Die gröss­te Kan­ti­nen­be­trei­be­rin der Schweiz will die Fleisch­por­tio­nen um 20 Gramm ver­klei­nern – dem Kli­ma zulie­be. Ein­mal in der Woche soll das Menü 1 sogar gänz­lich vege­ta­risch sein. Lesen Sie wei­ter in der bazon­line, was die SV Group ihren Kun­den sonst noch auf­zwin­gen will.
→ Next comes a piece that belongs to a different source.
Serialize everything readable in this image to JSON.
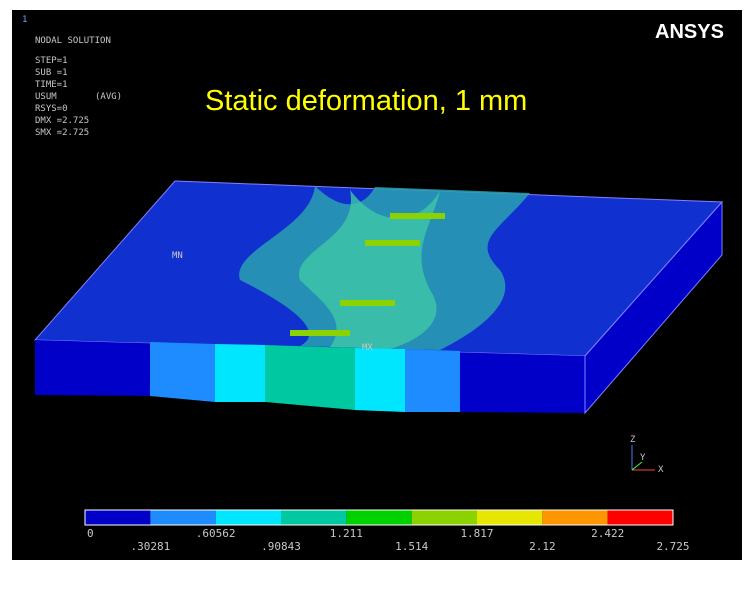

So muss man sich also das unab­hän­gi­ge Ver­hal­ten eines markt­be­herr­schen­den Unter­neh­mens gemäss Art. 4 Abs. 2 Kar­tell­ge­setz vor­stel­len, oder nicht? Laut dem Wett­be­werbs­spe­zia­lis­ten und frü­he­ren Prä­si­den­ten der Mono­pol­kom­mis­si­on Pro­fes­sor Carl Chris­ti­an von Weiz­sä­cker ist Wett­be­werb ein Sys­tem des Zwangs für die Anbie­ter und der grösst­mög­li­chen Frei­heit für die Kun­den. Die SV Group probt offen­bar den Zwang für ihre Kun­den und die Frei­heit für sich sel­ber.

Der Schuss könn­te aber nach hin­ten los­ge­hen: Wenn die SV Group nicht wirk­lich markt­be­herr­schend ist, wer­den die Fleisch­esser bru­tal von ihrer Frei­heit Gebrauch machen. Und wenn sie effek­tiv markt­be­herr­schend sein soll­te, dann wird sie frü­her oder spä­ter die Wett­be­werbs­kom­mis­si­on und den Preis­über­wa­cher am Hals haben. Nur vom Kon­su­men­ten­schutz hat die SV Group so oder so nichts zu befürch­ten, denn Frau Stal­der und ihre Leu­te sind auch der Auf­fas­sung, dass ihre Schütz­lin­ge weni­ger Fleisch, weni­ger Fett, weni­ger Salz — ja über­haupt weni­ger — essen soll­ten.